As one of those younger people I am proud to say I DONT Text! I wouldn't mind a phone that did the Internet (Google, Youtube, ect) at a fair price. I actually agree with most critics that kids spend way too much time in Tech-related pursuits, as I think one can only fully appreciate a digital 'way of things' if they have a firm and happy base of "reality" (real world competency) from which to build.

I'm sure I'd thrive in 3-D laden computer world, Imagine Facebook & MySpace being a 'page' that you actually "walk into" and designed like a 3-D room...with a cat-eared maid to welcome you and tell you all about "Me". I myself am happy with 'Print' and I'd rather go to school that do it online. I'm sure I'll watch this Online or download it illegally. Good hunting Mr. Brinkmoeller.

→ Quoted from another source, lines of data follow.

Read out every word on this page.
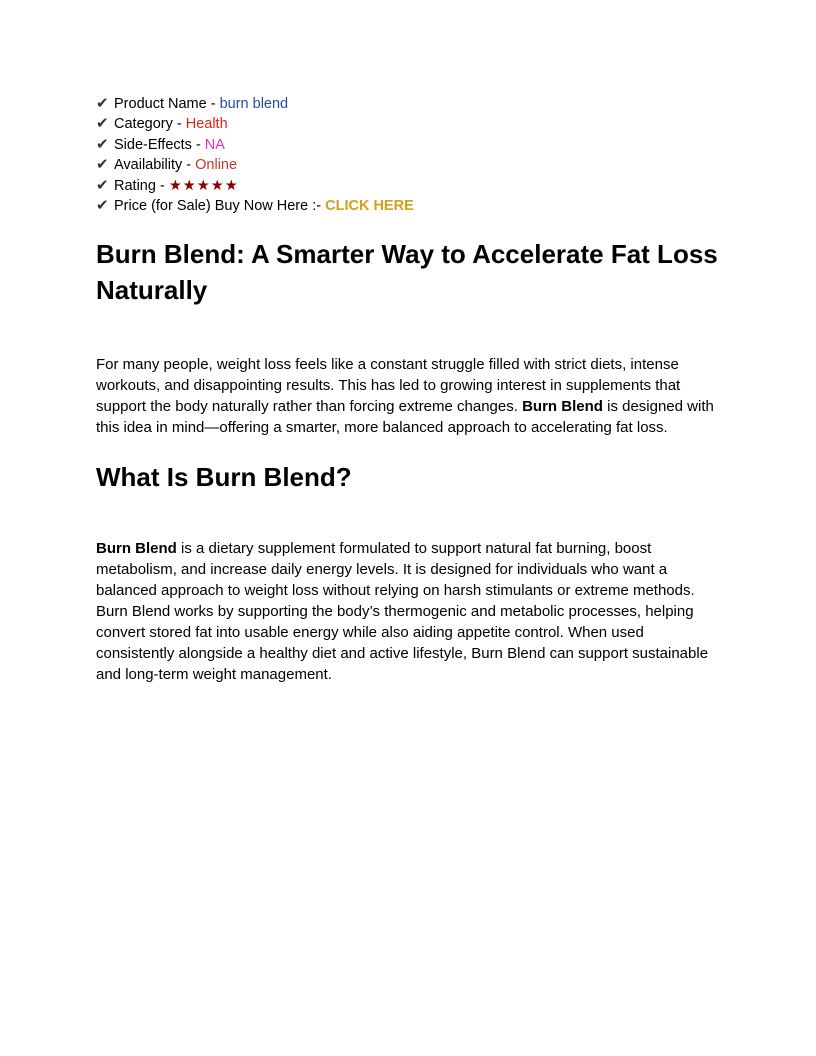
✔ Product Name - burn blend
✔ Category - Health
✔ Side-Effects - NA
✔ Availability - Online
✔ Rating - ★★★★★
✔ Price (for Sale) Buy Now Here :- CLICK HERE
Burn Blend: A Smarter Way to Accelerate Fat Loss Naturally

For many people, weight loss feels like a constant struggle filled with strict diets, intense workouts, and disappointing results. This has led to growing interest in supplements that support the body naturally rather than forcing extreme changes. Burn Blend is designed with this idea in mind—offering a smarter, more balanced approach to accelerating fat loss.

What Is Burn Blend?

Burn Blend is a dietary supplement formulated to support natural fat burning, boost metabolism, and increase daily energy levels. It is designed for individuals who want a balanced approach to weight loss without relying on harsh stimulants or extreme methods. Burn Blend works by supporting the body’s thermogenic and metabolic processes, helping convert stored fat into usable energy while also aiding appetite control. When used consistently alongside a healthy diet and active lifestyle, Burn Blend can support sustainable and long-term weight management.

Comment posted on February 1, 2010 1:03 PM


Marti Davis said:

As a formerly employed long-time (25 years) newspaper reporter I can vouch for the fact that dailies are now putting into techie stuff what they used to put into investigative journalism. At many papers the journalists are treated as little more than stenographers, rewriting press release and cop blotter handouts.

Meanwhile, all these techie "bells and whistles" are eating up the budget for the real news that used to make newspapers (and weekly news magazines) worth reading.

I don't know the answer, but I think there's been an overemphasis by the media on the kindle and, for now, the ipad. The percentage of Americans who buy these devices is miniscule!